0

(self-migrated from ask-ubuntu because it's linux-related, not ubuntu, and my os isn't ubuntu)

I'm trying to make a grep that looks like this:

grep -r 2019 | grep -riv FAILED | grep -rl DSL

I want to get filenames (-l) of files containing 2019 in them, AND NOT (-v) containing FAILED AND containing DSL.

Here, only the last grep is executed. I understand it's because of the -r, so each grep greps on all files instead of the previous result. But I can't figure out how to make it work without -r.

Maybe there's another way to use multiple patterns on a grep but with "positive" and "negative" match I haven't found anything.

2 Answers2

4

The last grep in the pipeline would be reading from the previous grep (if it hadn't used the -r option, see later), so it would have no idea from what file the data came from, which in turn means it can't report the pathname of the file.

Instead, consider using find like so:

find . -type f \
    -exec grep -q 2019 {} \; \
    -exec grep -q DSL {} \; \
    ! -exec grep -qi FAILED {} \; \
    -print

This would take each regular file from the current directory and any subdirectory (recursively) and test whether it contains the strings 2019, DSL, and FAILED (case insensitively). It would print the pathnames of file that contain the first two string but that does not contain the third.

If a file does not contain 2019 the other two tests will not be carried out, and if it does not contain DSL, the last test will ont be carried out, etc.

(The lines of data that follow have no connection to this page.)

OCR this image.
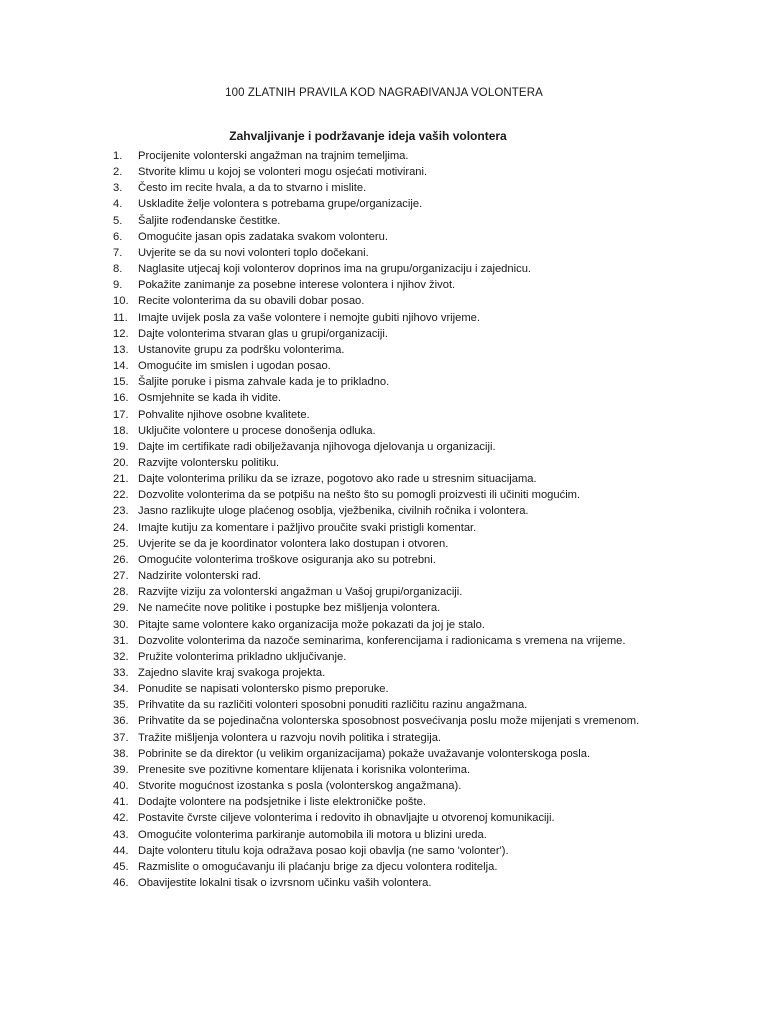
100 ZLATNIH PRAVILA KOD NAGRAĐIVANJA VOLONTERA
Zahvaljivanje i podržavanje ideja vaših volontera
1.	Procijenite volonterski angažman na trajnim temeljima.
2.	Stvorite klimu u kojoj se volonteri mogu osjećati motivirani.
3.	Često im recite hvala, a da to stvarno i mislite.
4.	Uskladite želje volontera s potrebama grupe/organizacije.
5.	Šaljite rođendanske čestitke.
6.	Omogućite jasan opis zadataka svakom volonteru.
7.	Uvjerite se da su novi volonteri toplo dočekani.
8.	Naglasite utjecaj koji volonterov doprinos ima na grupu/organizaciju i zajednicu.
9.	Pokažite zanimanje za posebne interese volontera i njihov život.
10. Recite volonterima da su obavili dobar posao.
11. Imajte uvijek posla za vaše volontere i nemojte gubiti njihovo vrijeme.
12. Dajte volonterima stvaran glas u grupi/organizaciji.
13. Ustanovite grupu za podršku volonterima.
14. Omogućite im smislen i ugodan posao.
15. Šaljite poruke i pisma zahvale kada je to prikladno.
16. Osmjehnite se kada ih vidite.
17. Pohvalite njihove osobne kvalitete.
18. Uključite volontere u procese donošenja odluka.
19. Dajte im certifikate radi obilježavanja njihovoga djelovanja u organizaciji.
20. Razvijte volontersku politiku.
21. Dajte volonterima priliku da se izraze, pogotovo ako rade u stresnim situacijama.
22. Dozvolite volonterima da se potpišu na nešto što su pomogli proizvesti ili učiniti mogućim.
23. Jasno razlikujte uloge plaćenog osoblja, vježbenika, civilnih ročnika i volontera.
24. Imajte kutiju za komentare i pažljivo proučite svaki pristigli komentar.
25. Uvjerite se da je koordinator volontera lako dostupan i otvoren.
26. Omogućite volonterima troškove osiguranja ako su potrebni.
27. Nadzirite volonterski rad.
28. Razvijte viziju za volonterski angažman u Vašoj grupi/organizaciji.
29. Ne namećite nove politike i postupke bez mišljenja volontera.
30. Pitajte same volontere kako organizacija može pokazati da joj je stalo.
31. Dozvolite volonterima da nazoče seminarima, konferencijama i radionicama s vremena na vrijeme.
32. Pružite volonterima prikladno uključivanje.
33. Zajedno slavite kraj svakoga projekta.
34. Ponudite se napisati volontersko pismo preporuke.
35. Prihvatite da su različiti volonteri sposobni ponuditi različitu razinu angažmana.
36. Prihvatite da se pojedinačna volonterska sposobnost posvećivanja poslu može mijenjati s vremenom.
37. Tražite mišljenja volontera u razvoju novih politika i strategija.
38. Pobrinite se da direktor (u velikim organizacijama) pokaže uvažavanje volonterskoga posla.
39. Prenesite sve pozitivne komentare klijenata i korisnika volonterima.
40. Stvorite mogućnost izostanka s posla (volonterskog angažmana).
41. Dodajte volontere na podsjetnike i liste elektroničke pošte.
42. Postavite čvrste ciljeve volonterima i redovito ih obnavljajte u otvorenoj komunikaciji.
43. Omogućite volonterima parkiranje automobila ili motora u blizini ureda.
44. Dajte volonteru titulu koja odražava posao koji obavlja (ne samo 'volonter').
45. Razmislite o omogućavanju ili plaćanju brige za djecu volontera roditelja.
46. Obavijestite lokalni tisak o izvrsnom učinku vaših volontera.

Note that instead of grep -v -qi FAILED I'm using a negation of grep -qi FAILED as the third test. I'm not interested in whether the file contains lines not containing FAILED, I'm interested in whether the file contains FAILED, and in that case I'd like to skip this file.

Related:


The issue with your pipeline,

grep -r 2019 | grep -riv FAILED | grep -rl DSL

is that the last grep will look recursively in all the files in the current directory and below and will ignore the input from the previous stages of the pipeline. The two initial grep invocations may produce some data, but they would fail to forward this through the pipeline and will eventually be killed when the last grep is done.

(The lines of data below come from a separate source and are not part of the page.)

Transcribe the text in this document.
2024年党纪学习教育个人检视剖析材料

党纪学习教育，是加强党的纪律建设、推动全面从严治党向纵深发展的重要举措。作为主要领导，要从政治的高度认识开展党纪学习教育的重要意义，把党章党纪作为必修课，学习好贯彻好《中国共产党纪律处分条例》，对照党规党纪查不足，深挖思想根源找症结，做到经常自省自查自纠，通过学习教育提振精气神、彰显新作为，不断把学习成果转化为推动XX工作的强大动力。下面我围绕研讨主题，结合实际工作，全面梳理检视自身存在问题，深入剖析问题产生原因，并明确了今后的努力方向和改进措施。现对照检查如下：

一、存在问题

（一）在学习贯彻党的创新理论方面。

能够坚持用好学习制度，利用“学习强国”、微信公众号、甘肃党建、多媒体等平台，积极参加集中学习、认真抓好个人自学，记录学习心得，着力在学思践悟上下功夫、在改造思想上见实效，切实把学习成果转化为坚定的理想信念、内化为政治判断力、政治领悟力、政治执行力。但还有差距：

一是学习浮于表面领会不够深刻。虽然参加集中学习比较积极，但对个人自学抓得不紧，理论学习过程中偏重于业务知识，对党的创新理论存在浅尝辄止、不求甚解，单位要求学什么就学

Also, as I already noted above, the middle grep would not find files that does not contain FAILED, it would find files that contain lines with things other than FAILED. Incidentally, it would also ignore the input from the preceding grep.

Kusalananda
  • 333,661
2

With GNU grep (-r is already a GNU extension) and GNU xargs or compatible:

grep -rlZ 2019 . |
  xargs -r0 grep -LiZ FAILED |
  xargs -r0 grep -l DSL

You need xargs to be able to pass the list of files output by one grep as arguments to the next grep. And -Z for that list of files to be NUL-delimited. To report the list of files that don't contain FAILED, it's -L (a GNU extension as well), not -vl which report the files that contain at least one line that doesn't match.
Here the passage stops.